İstanbul’dan gelen grubun çoğu arama kurtarma profesyoneli değiller – biz oraya akrabalarımızı, kardeşlerimizi, yerel Yahudi toplumunun üyelerini bulmaya gelmiştik. Tüm aileler gibi birbirimize karşı bağlılığımız var, birçok konuda hemfikir olmasak bile. Ne üzücü ki birbirimize olan bu bağlılığımız yıkım ve felaket zamanlarında özellikle güçleniyor ama bizim çok büyük ailemizde genelde böyle oluyor…

Dönüşümüzde, akrabalarımızın güvenliğe kavuştuklarına emin olduktan sonra, dikkatimizi oradaki kültürel mirasımızı korumaya çevirdik ve kutsal Tora rulolarımızı güvence altına almaya karar verdik. Köklü, belki de dünyanın en eski Yahudi cemaatine sahip olan Antakya’dan Talmud’da “Büyük Şehir” olarak söz edilir. Orası bir zamanlar tüm Ortadoğu’nun siyasi, ticari ve kültürel merkeziydi. Talmud ve Midraş Antakya sokaklarında bilgelerin dolaştığından bahseder, bugün geçmişin tüm binaları toz halinde sokaklara dökülmüş durumdalar. Mucize eseri ayakta kalan sinagogun biraz yenilenmeye ihtiyacı olacak mutlaka, ama oradaki kültürel mirasımızı oluşturan Toraları, ait oldukları yere geri getirilene kadar, geçici olarak daha güvenli bir yere naklettik.

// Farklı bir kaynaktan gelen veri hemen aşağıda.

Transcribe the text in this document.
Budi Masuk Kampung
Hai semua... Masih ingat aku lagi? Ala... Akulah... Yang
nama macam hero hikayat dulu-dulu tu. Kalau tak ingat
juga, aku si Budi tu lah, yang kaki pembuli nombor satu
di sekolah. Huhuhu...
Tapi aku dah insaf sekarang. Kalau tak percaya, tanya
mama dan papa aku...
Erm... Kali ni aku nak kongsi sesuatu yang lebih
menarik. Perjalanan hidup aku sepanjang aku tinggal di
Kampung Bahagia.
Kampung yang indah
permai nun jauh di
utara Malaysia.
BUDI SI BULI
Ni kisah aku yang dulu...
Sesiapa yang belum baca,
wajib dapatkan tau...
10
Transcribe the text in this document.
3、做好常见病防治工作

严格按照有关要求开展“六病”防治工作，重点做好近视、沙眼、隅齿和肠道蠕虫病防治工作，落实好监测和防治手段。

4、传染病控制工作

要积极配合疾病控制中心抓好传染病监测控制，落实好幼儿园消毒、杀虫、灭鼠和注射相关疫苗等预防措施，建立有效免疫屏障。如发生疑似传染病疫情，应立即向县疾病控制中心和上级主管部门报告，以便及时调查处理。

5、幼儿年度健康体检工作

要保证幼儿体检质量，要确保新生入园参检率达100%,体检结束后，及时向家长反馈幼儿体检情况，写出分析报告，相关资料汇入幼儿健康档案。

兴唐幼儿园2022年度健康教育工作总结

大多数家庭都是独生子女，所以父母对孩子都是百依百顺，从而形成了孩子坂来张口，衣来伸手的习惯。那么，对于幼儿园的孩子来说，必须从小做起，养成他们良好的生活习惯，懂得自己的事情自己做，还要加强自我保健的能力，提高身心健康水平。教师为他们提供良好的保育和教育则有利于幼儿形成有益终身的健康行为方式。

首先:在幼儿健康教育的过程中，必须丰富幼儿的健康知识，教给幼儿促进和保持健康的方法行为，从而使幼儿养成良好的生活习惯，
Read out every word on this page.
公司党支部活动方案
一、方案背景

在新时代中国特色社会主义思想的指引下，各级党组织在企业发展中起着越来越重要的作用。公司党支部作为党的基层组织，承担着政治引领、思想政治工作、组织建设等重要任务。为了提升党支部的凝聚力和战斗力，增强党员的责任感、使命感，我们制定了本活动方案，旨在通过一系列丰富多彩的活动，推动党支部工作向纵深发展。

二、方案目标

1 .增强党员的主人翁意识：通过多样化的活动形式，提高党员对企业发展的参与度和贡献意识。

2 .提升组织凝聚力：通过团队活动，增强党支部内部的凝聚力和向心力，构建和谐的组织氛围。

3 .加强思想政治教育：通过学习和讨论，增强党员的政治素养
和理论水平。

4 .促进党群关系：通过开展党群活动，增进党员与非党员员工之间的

Antakya’dan Adana’ya hareket ettik. Orada, tüm dünyadan gelen kurtarma ekiplerinin toplanmalarına tanık olduk ve orada bir ders daha aldım. Biz gerçekten büyük bir aileyiz, ama çok çok büyük bir aileyiz. İnsanlık ailesi. Ruslar ve Ukraynalılar, İsrailliler ve Suudi Arabistanlılar ve Afrikalılar. Herhangi bir yerden ve her yerden – dünyadaki tüm profesyoneller enkaz altındaki aile üyelerinin hayatlarını kurtarmaya gelmişlerdi.

Ne üzücü ki birbirimize olan bu bağlılığımız yıkım ve felaket zamanlarında özellikle güçleniyor ama bizim çok büyük ailemizde genelde böyle oluyor…

Değerli Şaul ve Tuna Cenudioğlu’nu saygıyla anarken hepimize geçmiş olsun diyor ve sağlıklı uzun bir ömür diliyorum.